De acordo com a FRA, 71% dos ciganos portugueses sofreu um episódio de discriminação nos últimos cinco anos, enquanto 47% disse ter sido discriminado nos doze meses anteriores à realização do inquérito, sendo nesta matéria que Portugal aparece pior referenciado.

Valores muito acima da média dos nove países, em que 41% afirmou ter sido discriminado nos últimos cinco anos e 26% nos doze meses anteriores, sendo que em relação a este último Portugal só é ultrapassado pela Grécia, com 48%.

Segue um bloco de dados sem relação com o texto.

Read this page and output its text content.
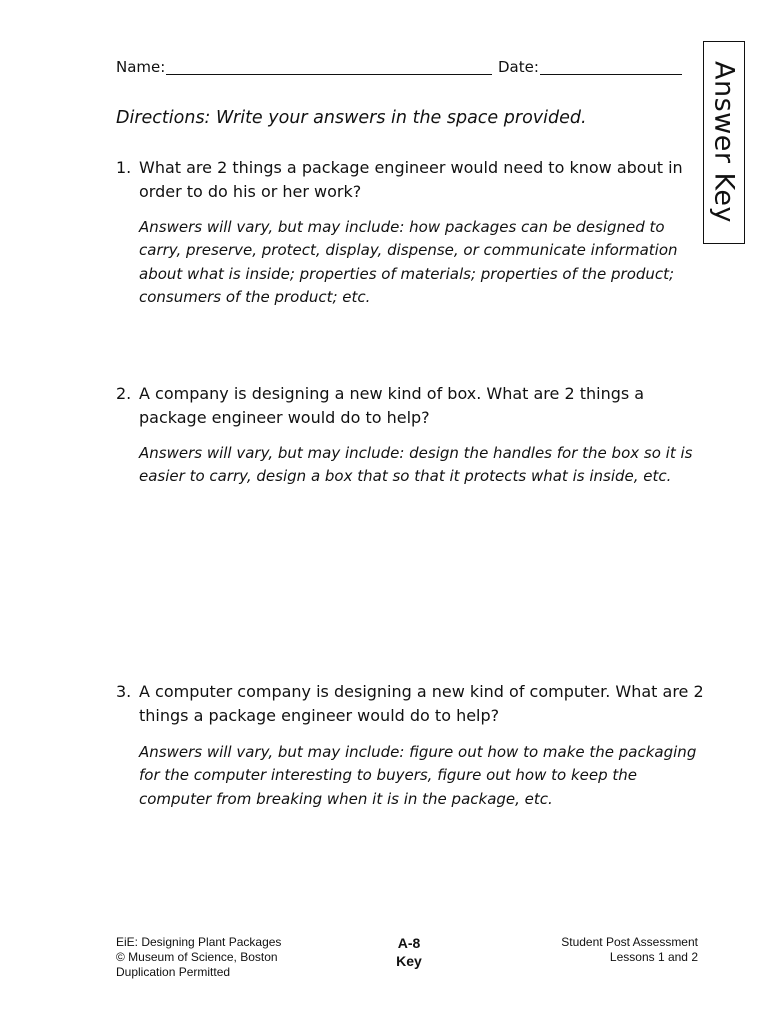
Name:	Date:	Answer Key
Directions: Write your answers in the space provided.
1. What are 2 things a package engineer would need to know about in order to do his or her work?
Answers will vary, but may include: how packages can be designed to carry, preserve, protect, display, dispense, or communicate information about what is inside; properties of materials; properties of the product; consumers of the product; etc.
2. A company is designing a new kind of box. What are 2 things a package engineer would do to help?
Answers will vary, but may include: design the handles for the box so it is easier to carry, design a box that so that it protects what is inside, etc.
3. A computer company is designing a new kind of computer. What are 2 things a package engineer would do to help?
Answers will vary, but may include: figure out how to make the packaging for the computer interesting to buyers, figure out how to keep the computer from breaking when it is in the package, etc.
EiE: Designing Plant Packages
© Museum of Science, Boston
Duplication Permitted
A-8
Key
Student Post Assessment
Lessons 1 and 2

A FRA diz mesmo que, comparando com o primeiro inquérito, realizado em 2011, "a prevalência de discriminação quando procuram por trabalho aumentou substancialmente para os ciganos em Portugal", apontando, por outro lado, que esse tipo de discriminação baixou apenas na Bulgária, República Checa, Hungria e Roménia.

Neste parâmetro, 47% dos ciganos portugueses queixou-se de discriminação, contra 16% da média dos nove países (M9P).

Por outro lado, 11% dos ciganos nacionais disse ter sido discriminado no local de trabalho (5% M9P), 38% em serviços públicos/privados (19% M9P), valores que baixam para 2% na educação (7% M9P), 5% no acesso a habitação (12% M9P) e 5% na saúde (8% M9P).

Já na discriminação nos últimos cinco anos, 76% sentiu quando procurava emprego (40% M9P), 40% no local de trabalho (17% M9P), 75% no acesso a habitação (41% M9P), 45% nos serviços públicos/privados (28% M9P) e 13% na educação (14% M9P).

Relativamente à perceção da extensão da discriminação por causa da origem étnica, a FRA revela que, no global dos nove países, um em cada dois ciganos entende que é algo que está relativamente ou bastante espalhado no seu país.

Em Portugal, 51% dos ciganos tem essa perceção, contra 23% que acha que há discriminação por causa da cor da pele e 4% por motivos religiosos.

Já a perceção da população em geral (64%) é a de que a discriminação por causa de razões étnicas está bastante espalhada.

Por outro lado, no que diz respeito à denúncia de situações de discriminação, o relatório mostra que é comum entre as pessoas ciganas não apresentar queixa, sendo que, só 5% dos ciganos portugueses denunciou uma situação de discriminação pela qual passou nos últimos doze meses, contra 12% da média dos nove países.

O relatório revela também que em Portugal, Grécia e Roménia "quase nenhum dos ciganos entrevistados conhece qualquer organização de apoio" e apenas 36% do total dos inquiridos disse saber que existe legislação que proíbe a discriminação com base na cor da pele, origem étnica ou religião.

"Os resultados diferem consideravelmente entre países, com o mais baixo nível de conhecimento em Portugal", lê-se no relatório.